= Herman LeRoy Emmet =

American photojournalist and visual artist (1943–2021)

Herman LeRoy Emmet III (January 21, 1943 – November 4, 2021) was an American photojournalist and visual artist. His best known work was "Fruit Tramps: A Family of Migrant Farmworkers". Two of his photographs from this body of work are part of the permanent collection of the Museum of Modern Art in New York City. In 1988, Emmet won the Top Photo Essayist award in the "Pictures of the Year" contest, cosponsored by the National Press Photographers Association and the University of Missouri School of Journalism, for his seven-year project documenting the life of a migrant farm working family, the Tindals.

==Life and work==

Herman LeRoy Emmet was born in Wareham, Massachusetts on January 21, 1943. He attended Georgetown University where he obtained a Bachelor of Arts degree in Languages and Linguistics and later attended MICA, where he earned a Master of Fine Arts in Photography.

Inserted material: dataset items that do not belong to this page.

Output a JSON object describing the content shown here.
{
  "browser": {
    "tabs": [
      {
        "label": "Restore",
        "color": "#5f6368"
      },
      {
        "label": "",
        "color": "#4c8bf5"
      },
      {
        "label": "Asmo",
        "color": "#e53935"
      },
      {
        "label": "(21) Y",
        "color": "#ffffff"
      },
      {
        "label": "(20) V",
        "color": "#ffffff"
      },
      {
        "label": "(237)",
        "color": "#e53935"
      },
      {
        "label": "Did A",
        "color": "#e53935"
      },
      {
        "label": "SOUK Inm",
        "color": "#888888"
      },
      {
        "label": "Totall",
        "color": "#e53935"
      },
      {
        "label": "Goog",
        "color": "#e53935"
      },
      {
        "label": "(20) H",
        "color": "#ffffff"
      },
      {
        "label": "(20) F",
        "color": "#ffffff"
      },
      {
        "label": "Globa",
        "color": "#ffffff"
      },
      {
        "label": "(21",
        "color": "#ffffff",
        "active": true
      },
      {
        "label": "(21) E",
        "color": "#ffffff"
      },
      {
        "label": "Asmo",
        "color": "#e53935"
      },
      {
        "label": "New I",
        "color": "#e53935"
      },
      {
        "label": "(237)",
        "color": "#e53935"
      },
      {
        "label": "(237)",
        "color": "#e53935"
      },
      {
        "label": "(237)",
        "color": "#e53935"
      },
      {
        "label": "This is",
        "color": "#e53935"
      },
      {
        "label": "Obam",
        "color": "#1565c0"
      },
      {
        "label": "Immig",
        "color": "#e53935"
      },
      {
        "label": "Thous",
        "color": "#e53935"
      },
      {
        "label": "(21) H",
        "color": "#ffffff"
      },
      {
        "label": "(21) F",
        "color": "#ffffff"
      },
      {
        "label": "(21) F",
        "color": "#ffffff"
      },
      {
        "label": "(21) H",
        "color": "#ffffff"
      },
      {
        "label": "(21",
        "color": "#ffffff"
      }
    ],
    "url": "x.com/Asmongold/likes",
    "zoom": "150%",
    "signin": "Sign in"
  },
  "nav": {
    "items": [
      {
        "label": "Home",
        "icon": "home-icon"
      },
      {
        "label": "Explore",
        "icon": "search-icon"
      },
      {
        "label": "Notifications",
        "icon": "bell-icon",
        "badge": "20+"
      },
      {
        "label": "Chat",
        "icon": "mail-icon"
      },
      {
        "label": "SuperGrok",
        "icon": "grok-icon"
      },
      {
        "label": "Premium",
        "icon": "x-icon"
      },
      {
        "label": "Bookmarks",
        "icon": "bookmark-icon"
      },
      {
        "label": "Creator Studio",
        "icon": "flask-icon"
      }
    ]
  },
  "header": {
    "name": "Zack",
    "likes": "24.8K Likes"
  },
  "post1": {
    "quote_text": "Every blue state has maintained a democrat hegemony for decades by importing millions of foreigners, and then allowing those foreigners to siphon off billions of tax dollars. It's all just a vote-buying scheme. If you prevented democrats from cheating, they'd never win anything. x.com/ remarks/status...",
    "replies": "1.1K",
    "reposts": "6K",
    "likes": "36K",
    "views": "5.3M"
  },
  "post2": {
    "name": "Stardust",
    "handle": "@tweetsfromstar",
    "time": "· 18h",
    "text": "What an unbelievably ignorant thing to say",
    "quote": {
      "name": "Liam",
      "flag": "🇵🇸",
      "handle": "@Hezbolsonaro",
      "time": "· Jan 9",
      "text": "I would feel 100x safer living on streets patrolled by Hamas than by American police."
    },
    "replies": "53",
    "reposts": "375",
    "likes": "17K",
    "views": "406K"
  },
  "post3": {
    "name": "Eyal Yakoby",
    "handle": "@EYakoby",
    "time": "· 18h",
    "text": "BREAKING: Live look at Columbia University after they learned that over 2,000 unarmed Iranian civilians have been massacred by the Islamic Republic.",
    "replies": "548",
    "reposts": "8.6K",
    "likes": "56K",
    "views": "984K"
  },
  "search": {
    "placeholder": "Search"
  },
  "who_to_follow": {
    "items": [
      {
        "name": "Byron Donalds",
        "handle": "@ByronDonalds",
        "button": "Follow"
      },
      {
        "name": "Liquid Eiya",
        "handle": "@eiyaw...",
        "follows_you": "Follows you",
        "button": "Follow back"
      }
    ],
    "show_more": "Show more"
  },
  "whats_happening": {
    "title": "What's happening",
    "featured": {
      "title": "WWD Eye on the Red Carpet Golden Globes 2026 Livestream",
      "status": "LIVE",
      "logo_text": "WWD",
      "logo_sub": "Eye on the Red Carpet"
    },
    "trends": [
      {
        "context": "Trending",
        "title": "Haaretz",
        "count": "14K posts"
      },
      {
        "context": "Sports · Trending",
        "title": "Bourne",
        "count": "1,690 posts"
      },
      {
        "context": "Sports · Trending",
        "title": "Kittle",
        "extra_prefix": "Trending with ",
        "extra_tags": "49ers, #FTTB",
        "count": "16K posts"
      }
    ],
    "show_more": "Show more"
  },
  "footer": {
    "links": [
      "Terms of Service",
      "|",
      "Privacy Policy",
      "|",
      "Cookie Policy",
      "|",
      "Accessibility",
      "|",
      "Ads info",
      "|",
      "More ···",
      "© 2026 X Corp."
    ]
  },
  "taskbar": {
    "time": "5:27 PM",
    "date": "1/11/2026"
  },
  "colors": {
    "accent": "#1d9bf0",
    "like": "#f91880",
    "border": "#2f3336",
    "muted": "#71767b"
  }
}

Influenced by the work of photographers such as Manuel Álvarez Bravo, Walker Evans and Dorothea Lange, Emmet first encountered the subjects of "Fruit Tramps", the Tindal family, in 1979. "I began photographing the migrant stream as a project for the Brooklyn Museum in 1977...but I found I wanted to know more about it. Every once in a while, I'd run across a white family that reminded me of photographic history from 50 years ago". In 1979, a migrant clinic in North Carolina introduced Emmet to the Tindal family. The head of the family, L.H. Tindal, agreed to allow Emmet to document the family's life under the condition that Emmet both live and work alongside them.
In 1988, after spending seven years on and off living and working with the Tindals, Life Magazine featured Emmet's "Fruit Tramps" series in a 6-page spread.

In 2010, Emmet was diagnosed with Parkinson's disease. In the years following, he has been dedicated to painting and has exhibited in several shows.

In 2019, selected photographs from "Fruit Tramps" were exhibited at the Key West Photography Festival and he was presented with a Lifetime Achievement Award. Emmet was able to attend the event with his wife and, despite occasional difficulty with speaking due to Parkinson's, gave a 45-minute talk about the seven-year project which culminated in the book, "Fruit Tramps".